4. Yielding to Heaven’s Purpose, Not Imposing Your Will.

Grace-based prayer requires a fundamental surrender—yielding to heaven’s purpose rather than imposing your will on God.  This surrender isn’t weakness; it’s wisdom.

How this applies to you:

— Jesus demonstrated this in the Garden of Gethsemane when He prayed, “Not my will, but yours be done” (Luke 22:42). This wasn’t Jesus being weak; it was Jesus aligning with heaven’s higher purpose.

— Prayer from a position of grace acknowledges that God’s plans are better than yours. Jeremiah 29:11 reminds us that God’s plans for us are for good, to give us a future and a hope.  So, when we pray, we must remember that God already has a plan. Our job is to discover what that is and pray in alignment with it.

— Yielding to heaven’s purpose doesn’t mean you never ask for what you want. Jesus taught us to ask (Matthew 7:7).  But it does mean that your asking is surrendered to God’s higher wisdom. Our desire should be to desire what God desires for us.

— When your prayers come from a yielded heart, you can trust that even unanswered prayers (from your perspective) are actually God protecting you from what would harm you or Him redirecting you to something better.

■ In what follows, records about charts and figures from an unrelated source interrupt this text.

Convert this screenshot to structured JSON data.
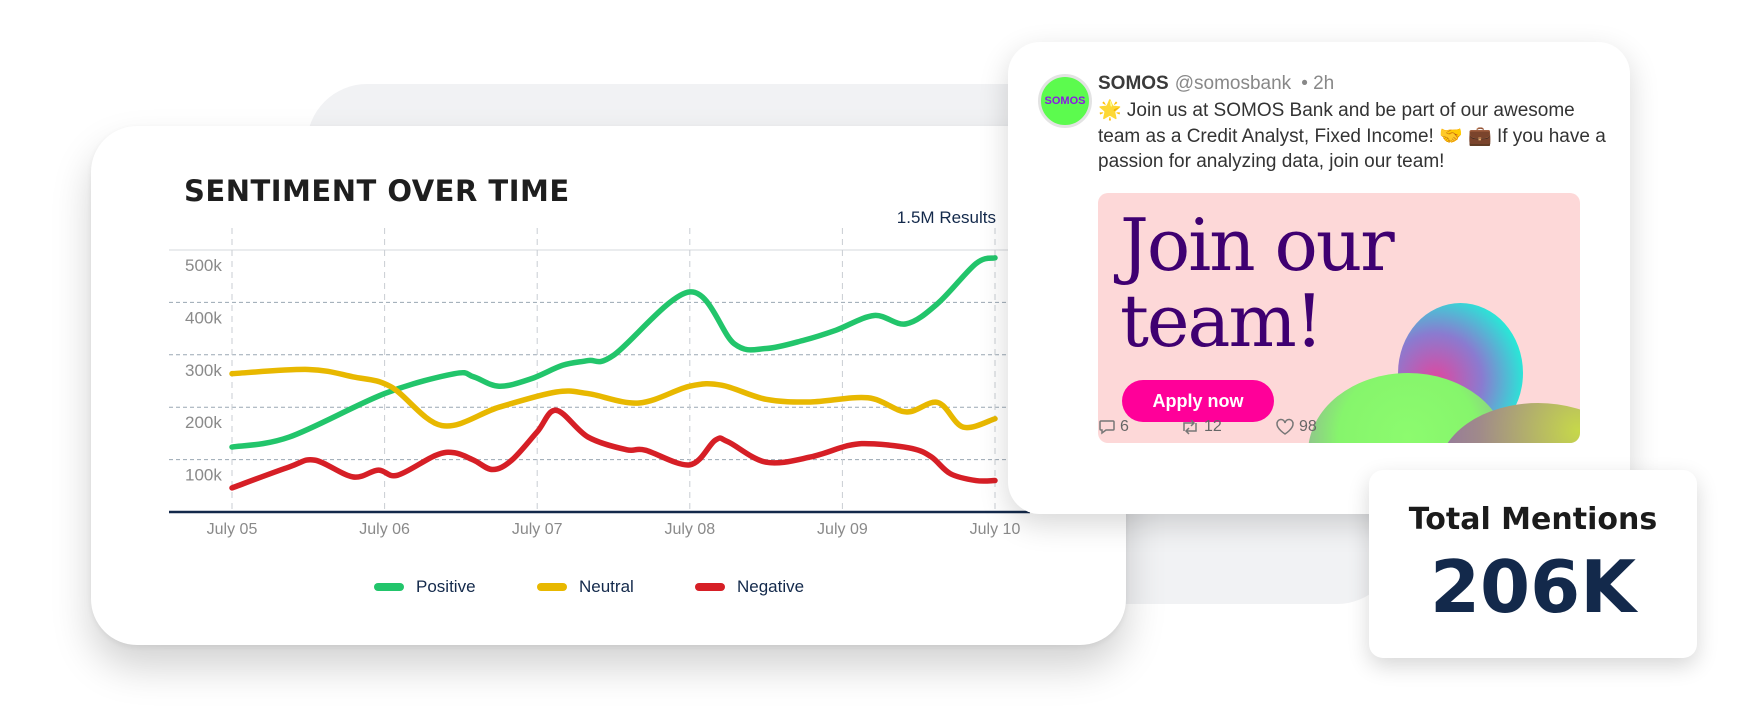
{
  "chart_card": {
    "title": "SENTIMENT OVER TIME",
    "results": "1.5M Results"
  },
  "chart_data": {
    "type": "line",
    "title": "SENTIMENT OVER TIME",
    "x_tick_labels": [
      "July 05",
      "July 06",
      "July 07",
      "July 08",
      "July 09",
      "July 10"
    ],
    "x_ticks": [
      "07-05 00:00",
      "07-06 00:00",
      "07-07 00:00",
      "07-08 00:00",
      "07-09 00:00",
      "07-10 00:00"
    ],
    "y_tick_labels": [
      "100k",
      "200k",
      "300k",
      "400k",
      "500k"
    ],
    "y_ticks": [
      100000,
      200000,
      300000,
      400000,
      500000
    ],
    "ylim": [
      0,
      500000
    ],
    "grid": "horizontal dashed + vertical dashed",
    "legend_position": "bottom",
    "series": [
      {
        "name": "Positive",
        "color": "#22c56b",
        "points": [
          [
            "07-05 00:00",
            124000
          ],
          [
            "07-05 09:00",
            143000
          ],
          [
            "07-06 00:00",
            226000
          ],
          [
            "07-06 11:00",
            264000
          ],
          [
            "07-06 14:00",
            258000
          ],
          [
            "07-06 18:00",
            240000
          ],
          [
            "07-06 23:00",
            254000
          ],
          [
            "07-07 04:00",
            280000
          ],
          [
            "07-07 08:00",
            289000
          ],
          [
            "07-07 12:00",
            299000
          ],
          [
            "07-08 00:00",
            420000
          ],
          [
            "07-08 07:00",
            321000
          ],
          [
            "07-08 12:00",
            312000
          ],
          [
            "07-08 18:00",
            328000
          ],
          [
            "07-08 23:00",
            347000
          ],
          [
            "07-09 05:00",
            375000
          ],
          [
            "07-09 10:00",
            359000
          ],
          [
            "07-09 15:00",
            398000
          ],
          [
            "07-09 21:00",
            474000
          ],
          [
            "07-10 00:00",
            485000
          ]
        ]
      },
      {
        "name": "Neutral",
        "color": "#e8b800",
        "points": [
          [
            "07-05 00:00",
            264000
          ],
          [
            "07-05 12:00",
            272000
          ],
          [
            "07-05 19:00",
            258000
          ],
          [
            "07-06 01:00",
            239000
          ],
          [
            "07-06 09:00",
            165000
          ],
          [
            "07-06 18:00",
            200000
          ],
          [
            "07-07 03:00",
            229000
          ],
          [
            "07-07 08:00",
            226000
          ],
          [
            "07-07 16:00",
            208000
          ],
          [
            "07-08 00:00",
            240000
          ],
          [
            "07-08 05:00",
            242000
          ],
          [
            "07-08 12:00",
            215000
          ],
          [
            "07-08 19:00",
            210000
          ],
          [
            "07-09 04:00",
            218000
          ],
          [
            "07-09 10:00",
            191000
          ],
          [
            "07-09 15:00",
            209000
          ],
          [
            "07-09 19:00",
            162000
          ],
          [
            "07-10 00:00",
            178000
          ]
        ]
      },
      {
        "name": "Negative",
        "color": "#d61f26",
        "points": [
          [
            "07-05 00:00",
            46000
          ],
          [
            "07-05 09:00",
            86000
          ],
          [
            "07-05 13:00",
            99000
          ],
          [
            "07-05 19:00",
            67000
          ],
          [
            "07-05 23:00",
            80000
          ],
          [
            "07-06 02:00",
            70000
          ],
          [
            "07-06 08:00",
            108000
          ],
          [
            "07-06 11:00",
            113000
          ],
          [
            "07-06 14:00",
            99000
          ],
          [
            "07-06 17:00",
            81000
          ],
          [
            "07-06 20:00",
            99000
          ],
          [
            "07-07 00:00",
            153000
          ],
          [
            "07-07 03:00",
            194000
          ],
          [
            "07-07 08:00",
            143000
          ],
          [
            "07-07 14:00",
            119000
          ],
          [
            "07-07 17:00",
            118000
          ],
          [
            "07-08 00:00",
            90000
          ],
          [
            "07-08 04:00",
            137000
          ],
          [
            "07-08 06:00",
            134000
          ],
          [
            "07-08 12:00",
            95000
          ],
          [
            "07-08 19:00",
            105000
          ],
          [
            "07-09 01:00",
            127000
          ],
          [
            "07-09 05:00",
            130000
          ],
          [
            "07-09 11:00",
            121000
          ],
          [
            "07-09 14:00",
            105000
          ],
          [
            "07-09 17:00",
            73000
          ],
          [
            "07-09 21:00",
            60000
          ],
          [
            "07-10 00:00",
            60000
          ]
        ]
      }
    ]
  },
  "tweet": {
    "avatar_text": "SOMOS",
    "name": "SOMOS",
    "handle": "@somosbank",
    "time": "• 2h",
    "body": "🌟 Join us at SOMOS Bank and be part of our awesome team as a Credit Analyst, Fixed Income! 🤝 💼 If you have a passion for analyzing data, join our team!",
    "promo": {
      "headline_line1": "Join our",
      "headline_line2": "team!",
      "button": "Apply now",
      "background": "#fdd8d8",
      "headline_color": "#3f0071",
      "button_color": "#ff0099"
    },
    "actions": {
      "comments": "6",
      "retweets": "12",
      "likes": "98"
    }
  },
  "mentions": {
    "title": "Total Mentions",
    "value": "206K"
  }
}
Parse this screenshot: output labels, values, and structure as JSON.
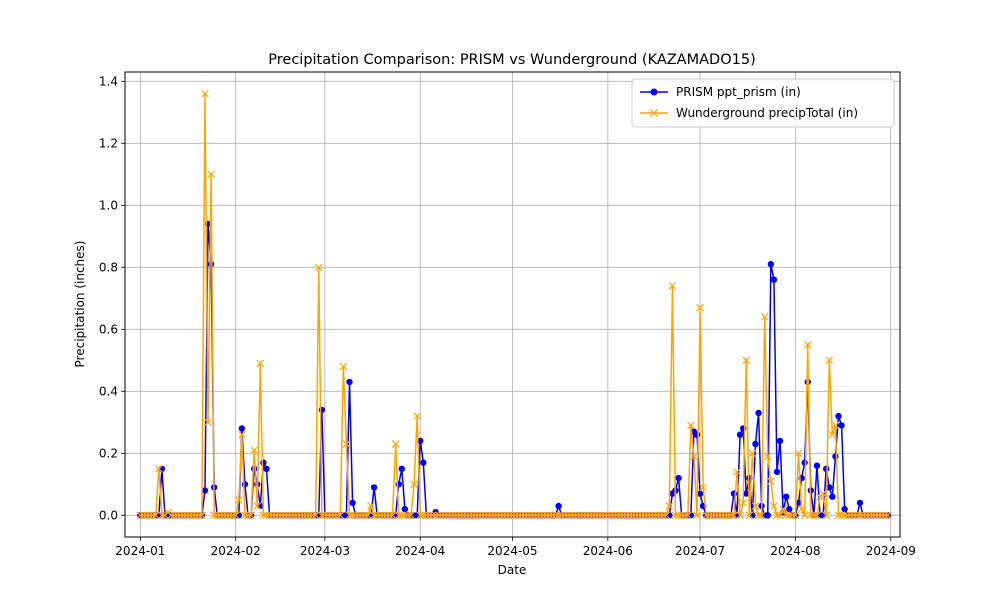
{
  "chart_data": {
    "type": "line",
    "title": "Precipitation Comparison: PRISM vs Wunderground (KAZAMADO15)",
    "xlabel": "Date",
    "ylabel": "Precipitation (inches)",
    "xlim": [
      "2023-12-27",
      "2024-09-04"
    ],
    "ylim": [
      -0.07,
      1.43
    ],
    "x_ticks": [
      "2024-01-01",
      "2024-02-01",
      "2024-03-01",
      "2024-04-01",
      "2024-05-01",
      "2024-06-01",
      "2024-07-01",
      "2024-08-01",
      "2024-09-01"
    ],
    "x_tick_labels": [
      "2024-01",
      "2024-02",
      "2024-03",
      "2024-04",
      "2024-05",
      "2024-06",
      "2024-07",
      "2024-08",
      "2024-09"
    ],
    "y_ticks": [
      0.0,
      0.2,
      0.4,
      0.6,
      0.8,
      1.0,
      1.2,
      1.4
    ],
    "y_tick_labels": [
      "0.0",
      "0.2",
      "0.4",
      "0.6",
      "0.8",
      "1.0",
      "1.2",
      "1.4"
    ],
    "grid": true,
    "legend": "top-right",
    "series": [
      {
        "name": "PRISM ppt_prism (in)",
        "color": "#0000ff",
        "marker": "circle",
        "points": [
          [
            "2024-01-07",
            0.0
          ],
          [
            "2024-01-08",
            0.15
          ],
          [
            "2024-01-09",
            0.0
          ],
          [
            "2024-01-21",
            0.0
          ],
          [
            "2024-01-22",
            0.08
          ],
          [
            "2024-01-23",
            0.94
          ],
          [
            "2024-01-24",
            0.81
          ],
          [
            "2024-01-25",
            0.09
          ],
          [
            "2024-01-26",
            0.0
          ],
          [
            "2024-02-02",
            0.0
          ],
          [
            "2024-02-03",
            0.28
          ],
          [
            "2024-02-04",
            0.1
          ],
          [
            "2024-02-05",
            0.0
          ],
          [
            "2024-02-06",
            0.0
          ],
          [
            "2024-02-07",
            0.15
          ],
          [
            "2024-02-08",
            0.1
          ],
          [
            "2024-02-09",
            0.03
          ],
          [
            "2024-02-10",
            0.17
          ],
          [
            "2024-02-11",
            0.15
          ],
          [
            "2024-02-12",
            0.0
          ],
          [
            "2024-02-27",
            0.0
          ],
          [
            "2024-02-28",
            0.0
          ],
          [
            "2024-02-29",
            0.34
          ],
          [
            "2024-03-01",
            0.0
          ],
          [
            "2024-03-07",
            0.0
          ],
          [
            "2024-03-08",
            0.0
          ],
          [
            "2024-03-09",
            0.43
          ],
          [
            "2024-03-10",
            0.04
          ],
          [
            "2024-03-11",
            0.0
          ],
          [
            "2024-03-16",
            0.0
          ],
          [
            "2024-03-17",
            0.09
          ],
          [
            "2024-03-18",
            0.0
          ],
          [
            "2024-03-24",
            0.0
          ],
          [
            "2024-03-25",
            0.1
          ],
          [
            "2024-03-26",
            0.15
          ],
          [
            "2024-03-27",
            0.02
          ],
          [
            "2024-03-28",
            0.0
          ],
          [
            "2024-03-31",
            0.0
          ],
          [
            "2024-04-01",
            0.24
          ],
          [
            "2024-04-02",
            0.17
          ],
          [
            "2024-04-03",
            0.0
          ],
          [
            "2024-04-05",
            0.0
          ],
          [
            "2024-04-06",
            0.01
          ],
          [
            "2024-04-07",
            0.0
          ],
          [
            "2024-05-15",
            0.0
          ],
          [
            "2024-05-16",
            0.03
          ],
          [
            "2024-05-17",
            0.0
          ],
          [
            "2024-06-21",
            0.0
          ],
          [
            "2024-06-22",
            0.07
          ],
          [
            "2024-06-23",
            0.08
          ],
          [
            "2024-06-24",
            0.12
          ],
          [
            "2024-06-25",
            0.0
          ],
          [
            "2024-06-28",
            0.0
          ],
          [
            "2024-06-29",
            0.27
          ],
          [
            "2024-06-30",
            0.26
          ],
          [
            "2024-07-01",
            0.07
          ],
          [
            "2024-07-02",
            0.03
          ],
          [
            "2024-07-03",
            0.0
          ],
          [
            "2024-07-11",
            0.0
          ],
          [
            "2024-07-12",
            0.07
          ],
          [
            "2024-07-13",
            0.0
          ],
          [
            "2024-07-14",
            0.26
          ],
          [
            "2024-07-15",
            0.28
          ],
          [
            "2024-07-16",
            0.07
          ],
          [
            "2024-07-17",
            0.12
          ],
          [
            "2024-07-18",
            0.0
          ],
          [
            "2024-07-19",
            0.23
          ],
          [
            "2024-07-20",
            0.33
          ],
          [
            "2024-07-21",
            0.03
          ],
          [
            "2024-07-22",
            0.0
          ],
          [
            "2024-07-23",
            0.0
          ],
          [
            "2024-07-24",
            0.81
          ],
          [
            "2024-07-25",
            0.76
          ],
          [
            "2024-07-26",
            0.14
          ],
          [
            "2024-07-27",
            0.24
          ],
          [
            "2024-07-28",
            0.01
          ],
          [
            "2024-07-29",
            0.06
          ],
          [
            "2024-07-30",
            0.02
          ],
          [
            "2024-07-31",
            0.0
          ],
          [
            "2024-08-02",
            0.04
          ],
          [
            "2024-08-03",
            0.12
          ],
          [
            "2024-08-04",
            0.17
          ],
          [
            "2024-08-05",
            0.43
          ],
          [
            "2024-08-06",
            0.08
          ],
          [
            "2024-08-07",
            0.0
          ],
          [
            "2024-08-08",
            0.16
          ],
          [
            "2024-08-09",
            0.0
          ],
          [
            "2024-08-10",
            0.0
          ],
          [
            "2024-08-11",
            0.15
          ],
          [
            "2024-08-12",
            0.09
          ],
          [
            "2024-08-13",
            0.06
          ],
          [
            "2024-08-14",
            0.19
          ],
          [
            "2024-08-15",
            0.32
          ],
          [
            "2024-08-16",
            0.29
          ],
          [
            "2024-08-17",
            0.02
          ],
          [
            "2024-08-18",
            0.0
          ],
          [
            "2024-08-21",
            0.0
          ],
          [
            "2024-08-22",
            0.04
          ],
          [
            "2024-08-23",
            0.0
          ],
          [
            "2024-08-30",
            0.0
          ],
          [
            "2024-08-31",
            0.0
          ]
        ]
      },
      {
        "name": "Wunderground precipTotal (in)",
        "color": "#ffa500",
        "marker": "x",
        "points": [
          [
            "2024-01-06",
            0.0
          ],
          [
            "2024-01-07",
            0.15
          ],
          [
            "2024-01-08",
            0.0
          ],
          [
            "2024-01-09",
            0.0
          ],
          [
            "2024-01-10",
            0.01
          ],
          [
            "2024-01-11",
            0.0
          ],
          [
            "2024-01-21",
            0.0
          ],
          [
            "2024-01-22",
            1.36
          ],
          [
            "2024-01-23",
            0.3
          ],
          [
            "2024-01-24",
            1.1
          ],
          [
            "2024-01-25",
            0.0
          ],
          [
            "2024-02-01",
            0.0
          ],
          [
            "2024-02-02",
            0.05
          ],
          [
            "2024-02-03",
            0.26
          ],
          [
            "2024-02-04",
            0.0
          ],
          [
            "2024-02-05",
            0.0
          ],
          [
            "2024-02-06",
            0.0
          ],
          [
            "2024-02-07",
            0.21
          ],
          [
            "2024-02-08",
            0.03
          ],
          [
            "2024-02-09",
            0.49
          ],
          [
            "2024-02-10",
            0.0
          ],
          [
            "2024-02-26",
            0.0
          ],
          [
            "2024-02-27",
            0.0
          ],
          [
            "2024-02-28",
            0.8
          ],
          [
            "2024-02-29",
            0.0
          ],
          [
            "2024-03-05",
            0.0
          ],
          [
            "2024-03-06",
            0.0
          ],
          [
            "2024-03-07",
            0.48
          ],
          [
            "2024-03-08",
            0.23
          ],
          [
            "2024-03-09",
            0.0
          ],
          [
            "2024-03-15",
            0.0
          ],
          [
            "2024-03-16",
            0.03
          ],
          [
            "2024-03-17",
            0.0
          ],
          [
            "2024-03-23",
            0.0
          ],
          [
            "2024-03-24",
            0.23
          ],
          [
            "2024-03-25",
            0.0
          ],
          [
            "2024-03-29",
            0.0
          ],
          [
            "2024-03-30",
            0.1
          ],
          [
            "2024-03-31",
            0.32
          ],
          [
            "2024-04-01",
            0.0
          ],
          [
            "2024-06-20",
            0.0
          ],
          [
            "2024-06-21",
            0.03
          ],
          [
            "2024-06-22",
            0.74
          ],
          [
            "2024-06-23",
            0.0
          ],
          [
            "2024-06-24",
            0.0
          ],
          [
            "2024-06-27",
            0.0
          ],
          [
            "2024-06-28",
            0.29
          ],
          [
            "2024-06-29",
            0.19
          ],
          [
            "2024-06-30",
            0.0
          ],
          [
            "2024-07-01",
            0.67
          ],
          [
            "2024-07-02",
            0.09
          ],
          [
            "2024-07-03",
            0.0
          ],
          [
            "2024-07-11",
            0.0
          ],
          [
            "2024-07-12",
            0.0
          ],
          [
            "2024-07-13",
            0.14
          ],
          [
            "2024-07-14",
            0.0
          ],
          [
            "2024-07-15",
            0.04
          ],
          [
            "2024-07-16",
            0.5
          ],
          [
            "2024-07-17",
            0.0
          ],
          [
            "2024-07-18",
            0.2
          ],
          [
            "2024-07-19",
            0.03
          ],
          [
            "2024-07-20",
            0.0
          ],
          [
            "2024-07-21",
            0.0
          ],
          [
            "2024-07-22",
            0.64
          ],
          [
            "2024-07-23",
            0.19
          ],
          [
            "2024-07-24",
            0.11
          ],
          [
            "2024-07-25",
            0.03
          ],
          [
            "2024-07-26",
            0.0
          ],
          [
            "2024-07-27",
            0.0
          ],
          [
            "2024-07-28",
            0.02
          ],
          [
            "2024-07-29",
            0.0
          ],
          [
            "2024-08-01",
            0.0
          ],
          [
            "2024-08-02",
            0.2
          ],
          [
            "2024-08-03",
            0.02
          ],
          [
            "2024-08-04",
            0.0
          ],
          [
            "2024-08-05",
            0.55
          ],
          [
            "2024-08-06",
            0.0
          ],
          [
            "2024-08-07",
            0.0
          ],
          [
            "2024-08-08",
            0.0
          ],
          [
            "2024-08-09",
            0.06
          ],
          [
            "2024-08-10",
            0.07
          ],
          [
            "2024-08-11",
            0.0
          ],
          [
            "2024-08-12",
            0.5
          ],
          [
            "2024-08-13",
            0.26
          ],
          [
            "2024-08-14",
            0.29
          ],
          [
            "2024-08-15",
            0.0
          ],
          [
            "2024-08-20",
            0.0
          ],
          [
            "2024-08-21",
            0.0
          ]
        ]
      }
    ]
  }
}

— Surrendering to heaven’s purpose in prayer eliminates frustration. You’re not trying to bend God’s will to yours; you’re allowing His will to shape yours.

— Alignment with heaven means praying for God’s will to be done daily. The priorities of heaven should be the priorities of your prayers.  You’re actively choosing to trust God’s perspective over your own, His timing over yours, and His methods over yours.

That’s enough for today.

Declaration of Faith:

Father, I thank You for giving me the right and responsibility to pray. My prayers agree with You to bring heaven’s reality into my earthly circumstances.

I declare that I pray from heaven’s perspective, not from the perspective of earth’s problems.

I exercise the divine authority You’ve given me to bind and loose according to what is already bound and loosed in heaven.

My prayers follow Your pattern—seeing in the Spirit what You’ve already done and then aligning my lips and legs with Your reality.

I surrender my will to Yours, acknowledging that Your plans for me are better than anything I could devise for myself.

I position myself to hear from You before I pray, so that my prayers align perfectly with what You’ve already decided.

I am seated with Christ in heavenly places, and from that position of authority, I declare heaven’s realities into my circumstances.

Your Kingdom has come.  Your will shall be done. It will happen on earth, as it is in heaven, through me, for Your glory!  

I am living THE GRACE LIFE in 2025, and GREATER IS COMING FOR ME!

I declare this by faith, in Jesus’ name. Amen!

This is Today’s Word! Apply it and prosper!